800 Langdon St. Built 1926 Italian Renaissance
Theater Built 1938 Art Deco
Cafeteria Built 1957
Erected and dedicated to the memory of the men and women of the University of Wisconsin who
served in our countries wars
1904 – In his inaugural address, UW President Charles Van Hise calls for the construction of a
Union building to provide for “the communal life of instructors and students in work, in play,
and in social relations.”
Founded in 1907, the Wisconsin Union is based on the principle that the University of Wisconsin-Madison experience should involve learning outside the classroom.
The first floor of the old YMCA building/Association Hall was home to the Union Board from 1908-1916.
1925 – Armistice Day (Veterans Day), University President Glenn Frank digs the first shovel full of dirt for construction of Memorial Union.
August 22, 1927 – Charles Lindbergh
laid a wreath at the Memorial Union's cornerstone, dedicating the building to the Wisconsin men and women who had died in World War I.
October 5, 1928, the Memorial Union opens, dedicated to the men and women of the University who served in our country's wars.
On May 4, 1937, the Board of Regents authorizes the Union to proceed with plans for construction of the Union Theater and new west wing facilities.
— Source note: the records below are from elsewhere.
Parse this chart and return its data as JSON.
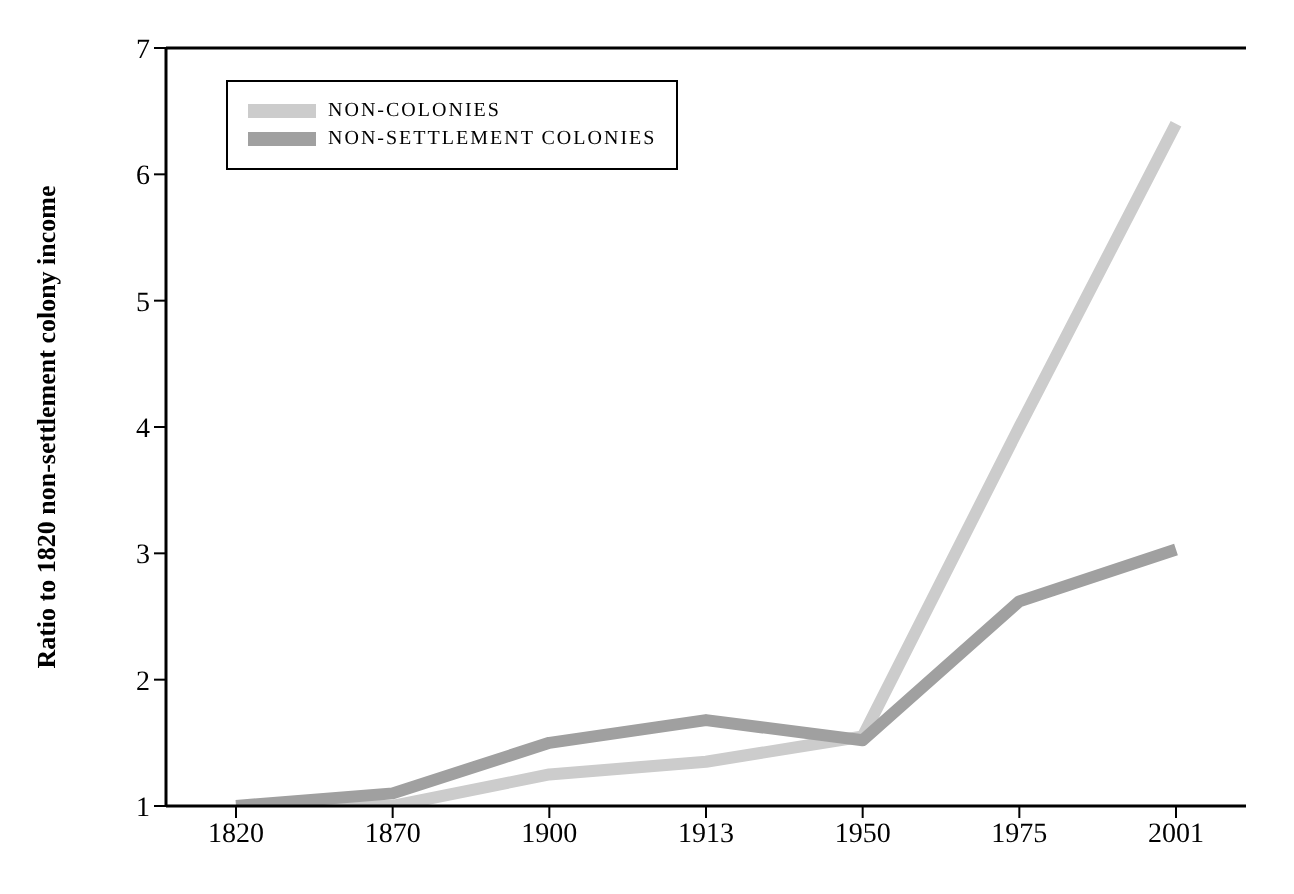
{
  "chart_data": {
    "type": "line",
    "ylabel": "Ratio to 1820 non-settlement colony income",
    "categories": [
      "1820",
      "1870",
      "1900",
      "1913",
      "1950",
      "1975",
      "2001"
    ],
    "series": [
      {
        "name": "NON-COLONIES",
        "color": "#cccccc",
        "values": [
          1.0,
          1.0,
          1.25,
          1.35,
          1.55,
          4.0,
          6.4
        ]
      },
      {
        "name": "NON-SETTLEMENT COLONIES",
        "color": "#a0a0a0",
        "values": [
          1.0,
          1.1,
          1.5,
          1.68,
          1.52,
          2.62,
          3.03
        ]
      }
    ],
    "ylim": [
      1,
      7
    ],
    "yticks": [
      1,
      2,
      3,
      4,
      5,
      6,
      7
    ],
    "grid": false,
    "legend": "top left",
    "marker": "none",
    "line_style": "solid"
  }
}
1939 The Union Theater opens with the performance of “Taming of the Shrew” staring Alfred Lunt and Lynn Fontanne. The Theater Wing addition also includes new Hoofer quarters, a craft shop, and eight bowling lanes
Memorial Union’s Great Hall used to have a 400-square-foot stained glass dome. It appeared to let sunlight in but was actually inside the building and backlit by skylights. Described as “style and complexity of a Tiffany lamp” the glass was removed in 1948 because it leaked and it ruined the acoustics of the room.
Initially, the Rathskeller was open to men only. Beginning in 1937, women were allowed to enter during summer session. In 1941 Union Council votes to open the Rathskeller to women from 2 pm to closing. One year later, women gain full access.